The Thin Red Line
To those born in Western Europe in the 1970s, war is purely a matter of the mind: it’s memory created by stories told by our grandparents, or the images of Israeli tracers seen on the news. It’s the trenches, parodied in Italian comedies, or the battlefield, depicted as ice-cold lines in genre cinema. It’s something that is far away, as though society had taken on the duty of shielding its youths – or at least that’s how I felt, many years later, while thinking about the experiences of my contemporaries on the other side of the Adriatic. Cinema, more so than television, tried to bring war within the viewing horizon of audiences in the West, and did so for political and technological reasons. The two opposing fronts, a genre staple, enhanced the Manichaeism of classical Hollywood filmmaking, providing a superior rationale for the moral distinction between good and evil. While the Western genre had to rethink its idea of the enemy, war films, with a few notable exceptions, had no such problem: the enemy stayed the same. Then again, the rifle, in its reduction of the field of vision to a single object/target, is very similar to a camera lens; the enemy who, unlike in a duel, has no discernible face nor position, is an ideal dramatic subject, in that it presupposes suspense and feeds it with added ideological value. And though it represents all this, Terrence Malick’s The Thin Red Line (1998) does something different. It tackles war not as a dramatic event, but an existential one. War films ponder on how a normal citizen can become a soldier, whereas Malick is not interested in this change: his film strives to find the man within the soldier, even under the most tragic circumstances. He exposes people’s thoughts, introduces their fears and desires, however banal or tedious they may be. While Steven Spielberg’s Saving Private Ryan (1998) plunges into mimesis, recreating the D-Day beach and putting us next to the fallen soldiers, Malick is not less immersive, but still maintains a firm distance between the viewer and the soldier.
Devising an ensemble story adds weight to the project. Malick toys with the plurality of viewpoints, and with an intuition that is as simple as it its brilliant (and which he applies to the extreme in subsequent films) voiceover becomes an editing tool. It is the speed of thought that takes the image from one side of the Ocean to another.
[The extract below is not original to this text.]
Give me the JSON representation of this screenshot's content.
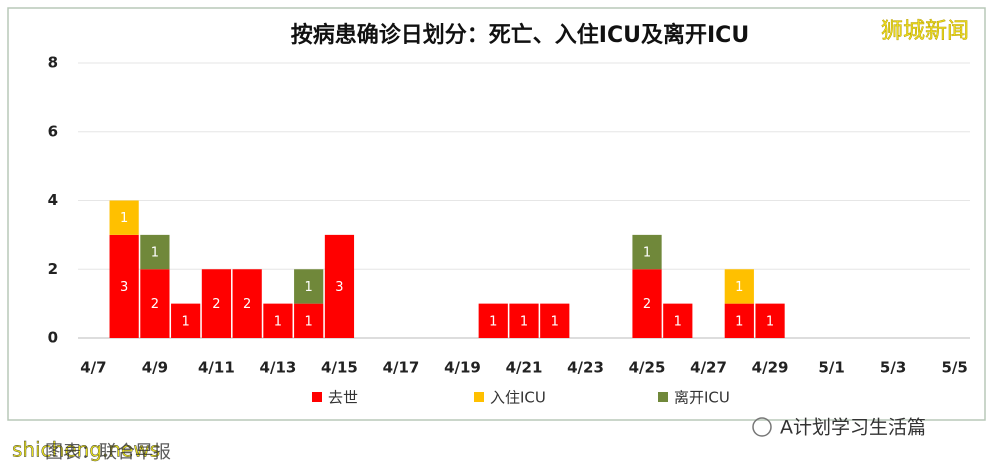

To a soldier dealing with stress, home is just as present in the grass where he is hiding. The fleeting beauty of certain shots, like the one of the green plains combed by a ray of sunlight as though it were a sweet wind, take on a unique value in such a context.
By walking through the door the film had opened, I encountered not just the other works Malick had made before (and I found in Badlands (1973) a taste for escape that feels like one of many repressed pushes in The Thin Red Line), but also a straight line of films that use war as a pretext to talk about coming together. On a small screen, I saw King Vidors The Big Parade (1925), a film that serves as a sibling to Malick’s, and is perhaps even more humane and bold. The enemy is once again invisible and terrible, like all unknown things, until it suddenly reveals itself as the most fragile of human beings. The major difference is that King Vidor sees war as an encounter not only in the philosophical sense of discovering the other, but also, more prosaically, as romance. Conversely, The Thin Red Line is a film about solitudes, where even nature is far removed from man and his delirious project. Malick’s characters are pilgrim monks, who travel through space and time (within their lifetime) in absolute independence. This is a deliberate contradiction, as they’re part of an organised army.
I remember when the film came out I felt the need, on a late afternoon towards the end of February, to walk alone through the city. Accompanied not just by the darkness of the Turin winter but also by the whispering voices and breaths of the soldiers, I left behind my fellow screening attendees. Step by step, the images of the film reemerged alongside the sounds. Among these, the Indigenous man who walks in the opposite direction to the troop, not caring about the war and its reasons, struck me as the strongest. Perhaps I felt in that foreignness an unspoken desire, something to hold tight, as though one could reclaim a lost innocence. Malick’s strength lies in juxtaposing differing thoughts and positions, without any hierarchy. There are no heroes in the film, nor are there leading and supporting characters: in the absurd chaos of war, and of life that is stronger than conflict, every voice has a right to be heard, and every face demands to be remembered.